5. Castile in particular, and Spain as a whole, also produced a large swath of what might be called the "autobiography of empire". By this I mean those first-person texts provoked into existence by the distance overseas expansion brought into being. The student of popular personal expression would find most interesting here the enormous number of vernacular letters-- relatively few of which have survived-- ordinary people on both sides of the Atlantic wrote each other.[7] But this textual ensemble also included the abundant first-person narratives written by explorers, conquistadores, missionaries, and others who took on the task of describing their experiences in the New World to the Old. 

            I would emphasize once again that this is a far from complete list of characteristics, and that moreover many of these traits are not very sharply focused. Bringing this assembly of texts into clearer view is an urgent task for historians of early modern Spain, and one that would be best done by undertaking concrete comparisons with other such texts elsewhere-- ideally under the aegis of the type of international, cross-cultural collaboration of the sort envisioned in this project.

[1] This text reproduces portions of a talk on "Popular Autobiography in Early Modern Spain: Observations General and Particular" delivered at a conference on "Memoria, famiglia, identità tra Italia ed Europa nell’età moderna" held in Trento in October 2007 (proceedings forthcoming).

[2] The following supplements some earlier observations I made in "Spanish Autobiography in the Early Modern Era", in Winfried Schulze (ed.), Ego-Dokumente: Annäherung an den Menschen in der Geschichte. Berlin: Akademie Verlag, 1996, pp. 59-71, and "Comparando la escritura autobiográfica en España e Inglaterra durante la Edad Moderna. ¿Qué se debe hacer?" in J.C. Davis and Isabel Burdiel (eds.), El otro, el mismo: Biografía y autobiografía en Europa, siglos XVII-XX. Valencia: Universitat de València, 2005, pp. 63-72.

[3] For a description of the protocols shaping this sort of bureaucratic text, see Rosa Mª Gregori Roig, "Representación pública del individuo: Relaciones de Méritos y Servicios en el Archivo General de Indias, siglos XVII-XVIII", in Antonio Castillo Gómez and Verónica Sierra Blas (eds.), El legado de Mnemosyne: Las escrituras del yo a través del tiempo, Gijón: Trea, 2007, pp. 355-379.

[4] There is an excellent selection in English of these narratives, in Richard L. Kagan and Abigail Dyer (eds.), Inquisitorial Inquiries: The Brief Lives of Secret Jews and Other Heretics, Baltimore: Johns Hopkins University Press, 2004. For more reflections on this unusual source, see my "Tracing Lives: The Spanish Inquisition and the Act of Autobiography", in a volume edited by Rudolf Dekker and Arianne Baggerman (forthcoming from Brill, Leiden, 2009).
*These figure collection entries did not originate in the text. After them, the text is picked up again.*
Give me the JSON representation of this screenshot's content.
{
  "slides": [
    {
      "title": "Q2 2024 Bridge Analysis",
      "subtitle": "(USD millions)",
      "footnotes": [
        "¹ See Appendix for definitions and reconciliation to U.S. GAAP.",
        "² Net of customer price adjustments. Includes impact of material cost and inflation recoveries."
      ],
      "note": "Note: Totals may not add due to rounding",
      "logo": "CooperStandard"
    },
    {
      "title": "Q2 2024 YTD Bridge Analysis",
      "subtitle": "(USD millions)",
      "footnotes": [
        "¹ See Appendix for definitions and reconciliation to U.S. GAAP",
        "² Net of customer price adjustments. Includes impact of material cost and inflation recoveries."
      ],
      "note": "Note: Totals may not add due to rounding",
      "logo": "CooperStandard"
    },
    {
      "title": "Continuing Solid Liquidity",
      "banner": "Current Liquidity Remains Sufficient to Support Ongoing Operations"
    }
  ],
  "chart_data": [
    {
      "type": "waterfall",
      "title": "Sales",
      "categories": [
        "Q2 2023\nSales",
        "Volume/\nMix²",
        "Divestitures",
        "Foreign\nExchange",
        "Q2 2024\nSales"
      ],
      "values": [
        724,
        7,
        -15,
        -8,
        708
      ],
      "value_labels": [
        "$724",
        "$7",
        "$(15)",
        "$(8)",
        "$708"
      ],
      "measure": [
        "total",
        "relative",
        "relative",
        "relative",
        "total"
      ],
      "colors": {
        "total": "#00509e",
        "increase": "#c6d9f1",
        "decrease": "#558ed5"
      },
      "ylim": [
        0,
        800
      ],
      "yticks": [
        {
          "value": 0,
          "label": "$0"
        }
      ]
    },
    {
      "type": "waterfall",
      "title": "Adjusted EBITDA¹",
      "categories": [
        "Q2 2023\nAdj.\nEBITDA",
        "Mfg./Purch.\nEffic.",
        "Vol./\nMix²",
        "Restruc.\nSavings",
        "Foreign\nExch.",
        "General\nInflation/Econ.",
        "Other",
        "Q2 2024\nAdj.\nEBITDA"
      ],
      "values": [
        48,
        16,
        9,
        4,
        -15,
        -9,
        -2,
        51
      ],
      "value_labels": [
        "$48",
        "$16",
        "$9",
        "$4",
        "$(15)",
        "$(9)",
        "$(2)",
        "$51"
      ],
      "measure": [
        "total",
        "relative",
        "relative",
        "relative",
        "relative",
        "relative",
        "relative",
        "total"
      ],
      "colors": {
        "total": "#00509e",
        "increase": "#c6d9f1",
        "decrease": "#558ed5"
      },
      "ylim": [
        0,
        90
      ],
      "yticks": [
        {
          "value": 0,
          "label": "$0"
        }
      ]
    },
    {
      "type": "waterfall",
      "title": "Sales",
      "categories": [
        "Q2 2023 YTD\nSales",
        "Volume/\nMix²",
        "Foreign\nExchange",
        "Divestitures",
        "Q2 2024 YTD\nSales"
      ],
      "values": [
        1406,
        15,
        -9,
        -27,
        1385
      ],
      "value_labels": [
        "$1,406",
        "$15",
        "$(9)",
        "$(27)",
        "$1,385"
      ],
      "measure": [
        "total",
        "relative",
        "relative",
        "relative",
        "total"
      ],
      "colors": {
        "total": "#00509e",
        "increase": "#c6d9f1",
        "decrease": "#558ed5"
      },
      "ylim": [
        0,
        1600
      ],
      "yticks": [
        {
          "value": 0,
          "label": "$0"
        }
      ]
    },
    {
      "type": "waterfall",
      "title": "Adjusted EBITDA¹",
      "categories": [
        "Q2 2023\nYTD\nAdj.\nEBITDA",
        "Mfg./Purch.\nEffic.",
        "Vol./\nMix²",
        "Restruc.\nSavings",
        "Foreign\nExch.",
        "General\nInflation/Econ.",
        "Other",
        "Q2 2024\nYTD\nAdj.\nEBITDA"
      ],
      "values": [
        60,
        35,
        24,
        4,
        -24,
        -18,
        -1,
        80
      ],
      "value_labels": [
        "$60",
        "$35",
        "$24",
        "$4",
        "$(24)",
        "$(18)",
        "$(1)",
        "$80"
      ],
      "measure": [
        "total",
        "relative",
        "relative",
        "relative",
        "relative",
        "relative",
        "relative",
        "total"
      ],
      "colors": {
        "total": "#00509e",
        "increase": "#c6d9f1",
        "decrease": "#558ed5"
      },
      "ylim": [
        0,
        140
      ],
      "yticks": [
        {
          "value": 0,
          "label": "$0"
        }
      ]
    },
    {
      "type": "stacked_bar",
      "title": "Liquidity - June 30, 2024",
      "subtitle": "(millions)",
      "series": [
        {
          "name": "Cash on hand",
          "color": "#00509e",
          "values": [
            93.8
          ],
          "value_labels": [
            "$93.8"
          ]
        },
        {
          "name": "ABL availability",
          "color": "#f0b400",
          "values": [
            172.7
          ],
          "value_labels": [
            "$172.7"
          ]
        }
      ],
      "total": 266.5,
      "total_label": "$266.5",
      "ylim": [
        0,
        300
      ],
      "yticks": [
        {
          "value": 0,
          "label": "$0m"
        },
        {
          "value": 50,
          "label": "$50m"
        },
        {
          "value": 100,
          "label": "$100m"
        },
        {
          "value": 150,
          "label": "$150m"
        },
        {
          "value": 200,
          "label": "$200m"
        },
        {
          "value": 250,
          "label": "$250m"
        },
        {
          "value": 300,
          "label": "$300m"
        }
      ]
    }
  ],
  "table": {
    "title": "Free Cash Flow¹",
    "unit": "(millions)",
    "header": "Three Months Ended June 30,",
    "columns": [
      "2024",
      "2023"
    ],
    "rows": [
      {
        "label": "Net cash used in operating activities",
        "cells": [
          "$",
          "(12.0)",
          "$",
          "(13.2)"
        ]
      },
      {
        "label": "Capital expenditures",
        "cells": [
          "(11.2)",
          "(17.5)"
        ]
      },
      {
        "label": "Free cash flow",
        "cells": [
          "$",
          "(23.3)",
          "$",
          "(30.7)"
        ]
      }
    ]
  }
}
[5] For more on this genre, see my "Women's Spiritual Autobiography in Early Modern Spain: From Sacred Conversation to Mistero Buffo", Dimensioni e problemi della ricerca storica, vol. 2, 2002, pp. 63-74.

[6] I briefly explore this difference in first-person writing traditions in "Cataluña desde Europa: Las raíces de una cultura autobiográfica", in Catalunya i Europa a l'Edat Moderna. Actes del IV Congrés d'Història Moderna de Catalunya. Pedralbes, vol. 18, 1998, pp. 457-462.

[7] For a selection in English translation, see James Lockhart and Enrique Otte (eds.), Letters and People of the Spanish Indies, Cambridge: Cambridge University Press, 1976.